State Sen. Steve Tharinger, D-Sequim, told about 25 people who attended the ceremony that getting this section built has been far from easy. It took a partnership and vision that started more than two decades ago.
“There is always that tension between the vision of what we want to do … and the reality of getting it done,” he said. “Bit by bit that reality is happening and this has been an important piece.”
The Olympic Discovery Trail project currently has sections in Clallam and Jefferson counties and, once completed, is expected to provide a 126-mile route from Port Townsend to the Pacific Coast near La Push.
Tharinger said the Discovery Bay section was particularly important because it combined restoration efforts with adding a new public facility.
Tharinger said the next stretch that needs to be figured out is connecting South Discovery Bay to the Four Corners area.
“That’s probably one of the more challenging pieces left in the puzzle between Port Townsend and La Push,” he said.
Rebecca Benjamin, executive director of the North Olympic Salmon Coalition, said it’s been the group’s goal for about six years to restore South Discovery Bay and she was excited to see it become a reality.
She said the passion of the salmon people came together with the passion of trail supporters to make the project possible.

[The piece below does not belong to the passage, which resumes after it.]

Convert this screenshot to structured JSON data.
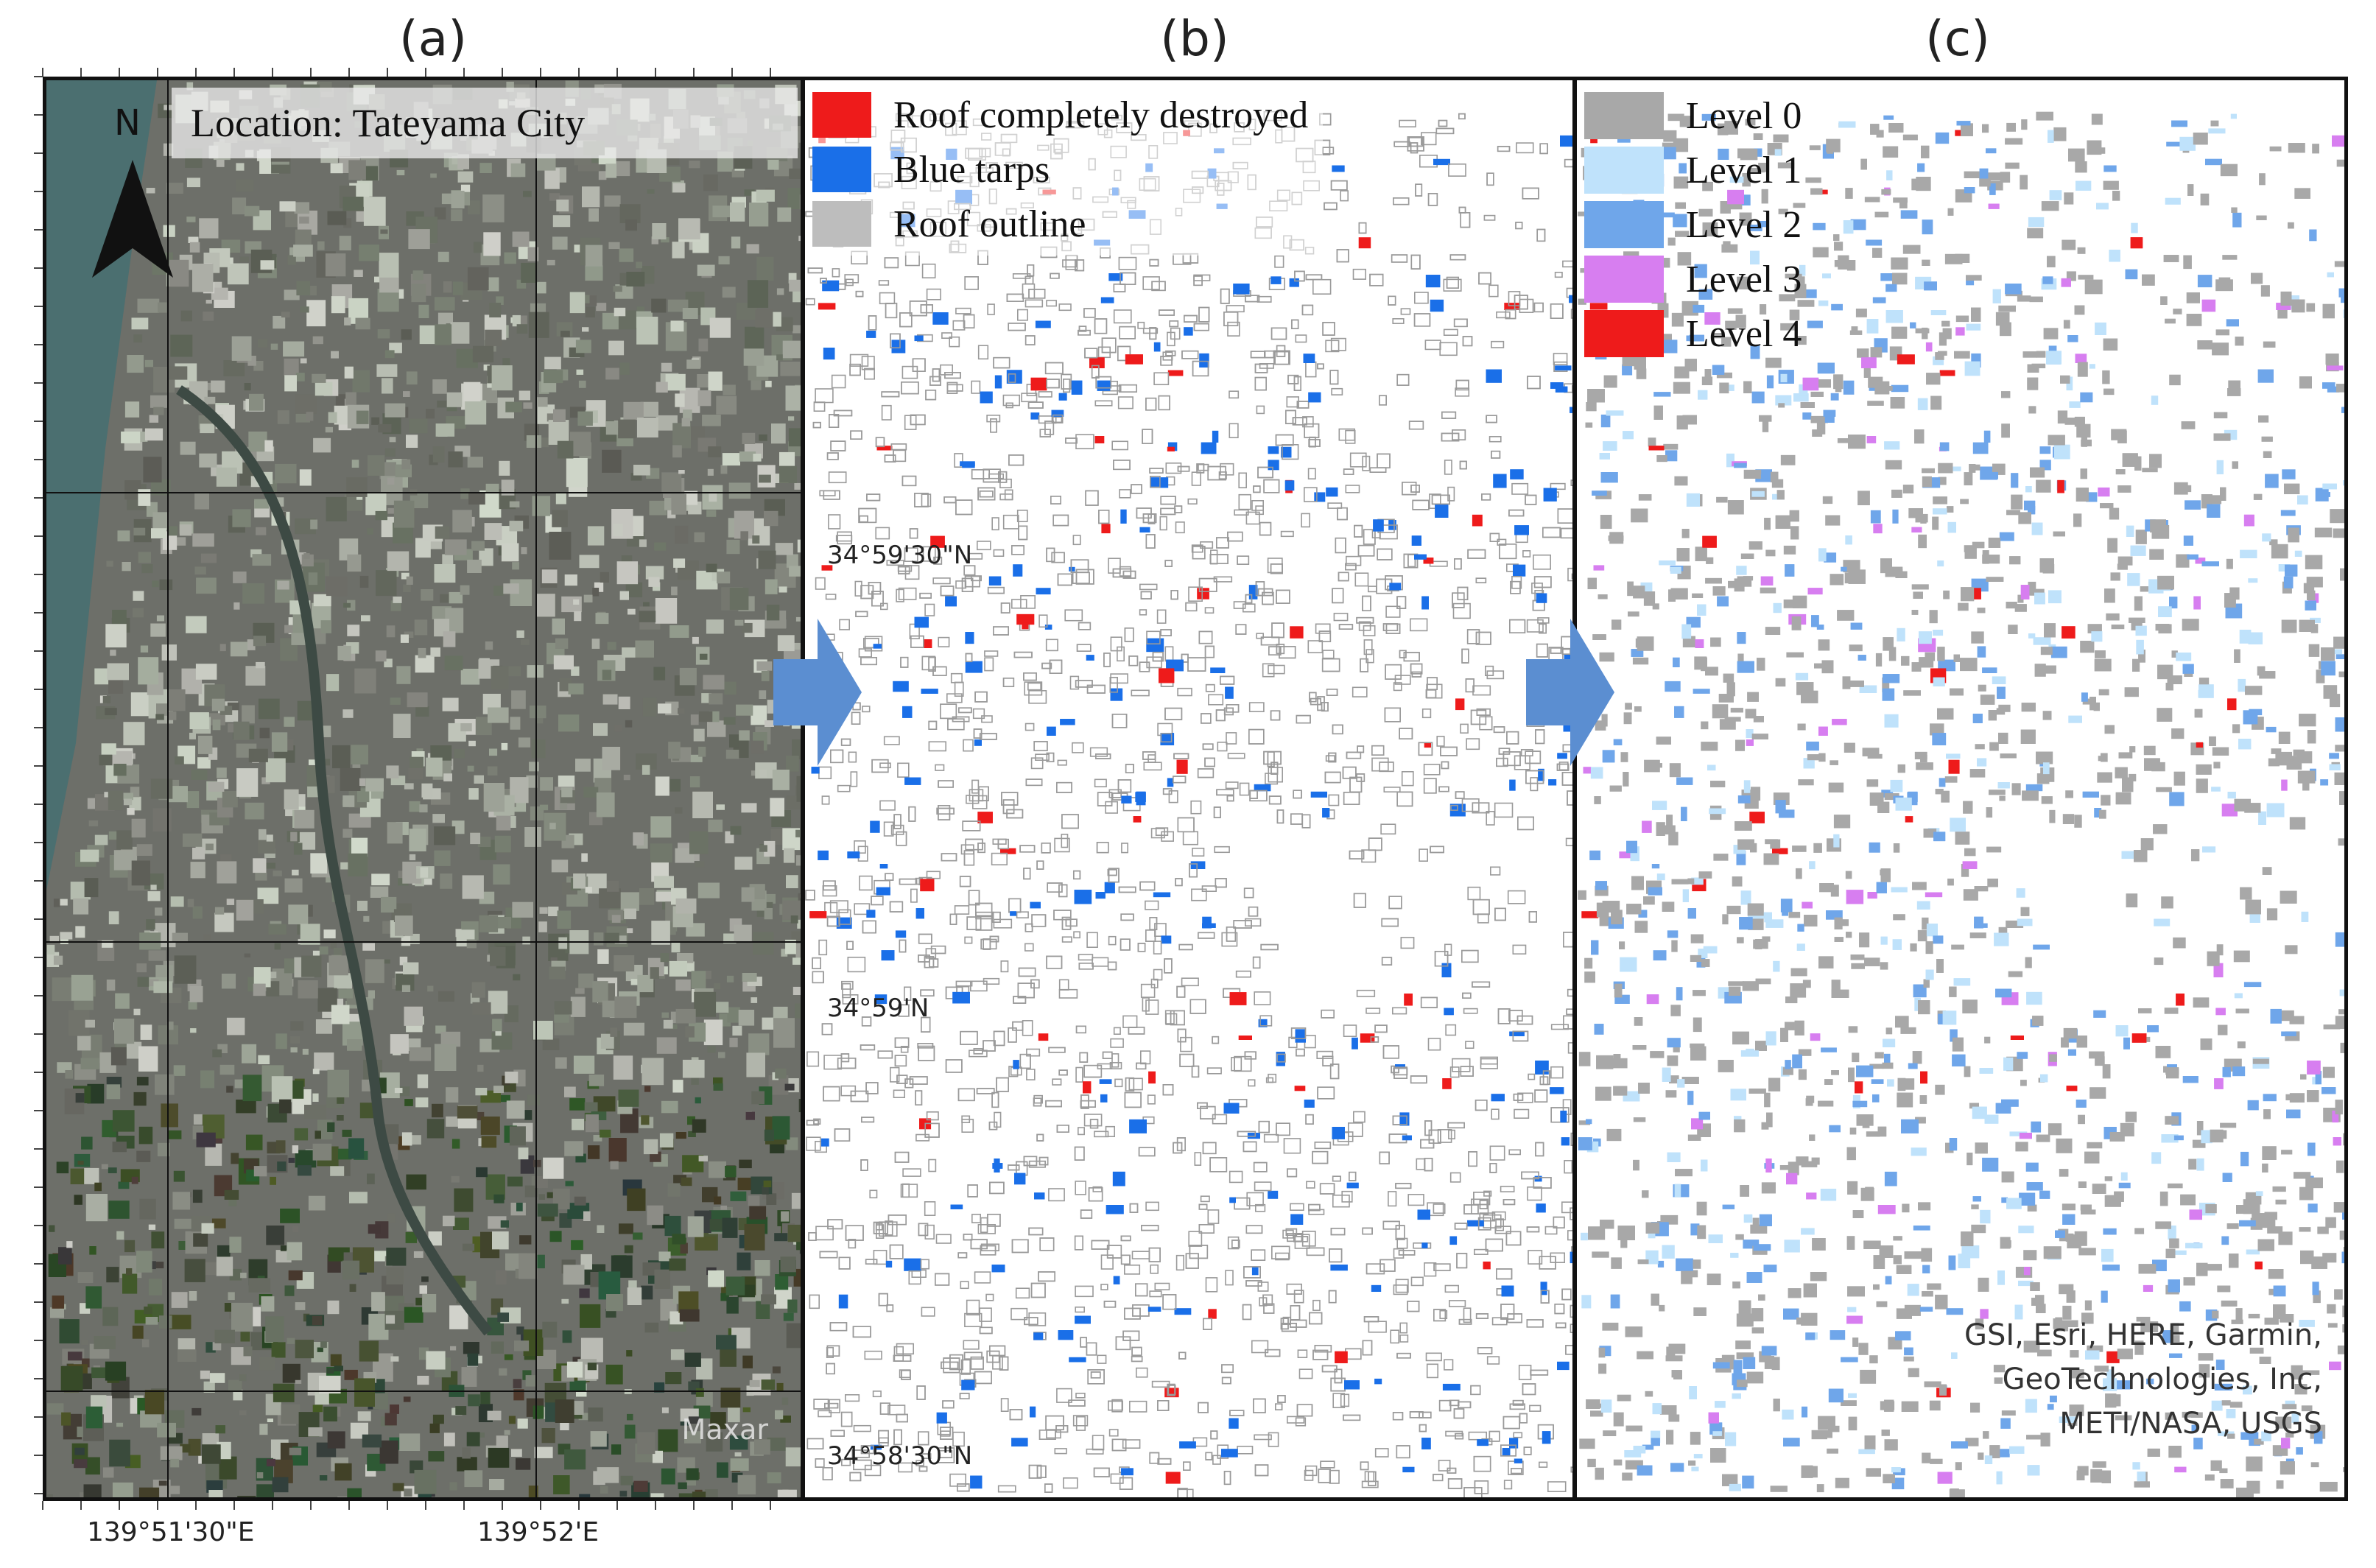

She said that after tackling the “low hanging fruit” one of the more difficult projects included removing the railroad grade that bisected the estuary, which she said was interrupting the tidal flow.
“We were able get that project going pretty much only because Steve Tharinger sat me down at his desk,” she said. “This wouldn’t have happened if not for the fundraising the Trails Coalition did.”
Benjamin said that it seemed like the coalition raised $65,000 overnight, which was used on the preliminary design.
“I don’t think this would have happened if Steve didn’t bang down on his desk and if you guys didn’t raise the money,” she said. “Hats off to you guys.”
Kaleen Cottingham, director of the state Recreation and Conservation Office, said her office has been more involved with the Olympic Discovery Trail than it is with most other projects across the state.
She said that in this section alone the RCO invested $1.2 million. She then pointed elsewhere and said “we’ve got a $1 million over there.”
Overall, the RCO has about $12 million it spent on the ODT, she said.
“This project is especially important because my agency does salmon recovery, outdoor recreation and conservation,” she said. “All of those come together in this project.”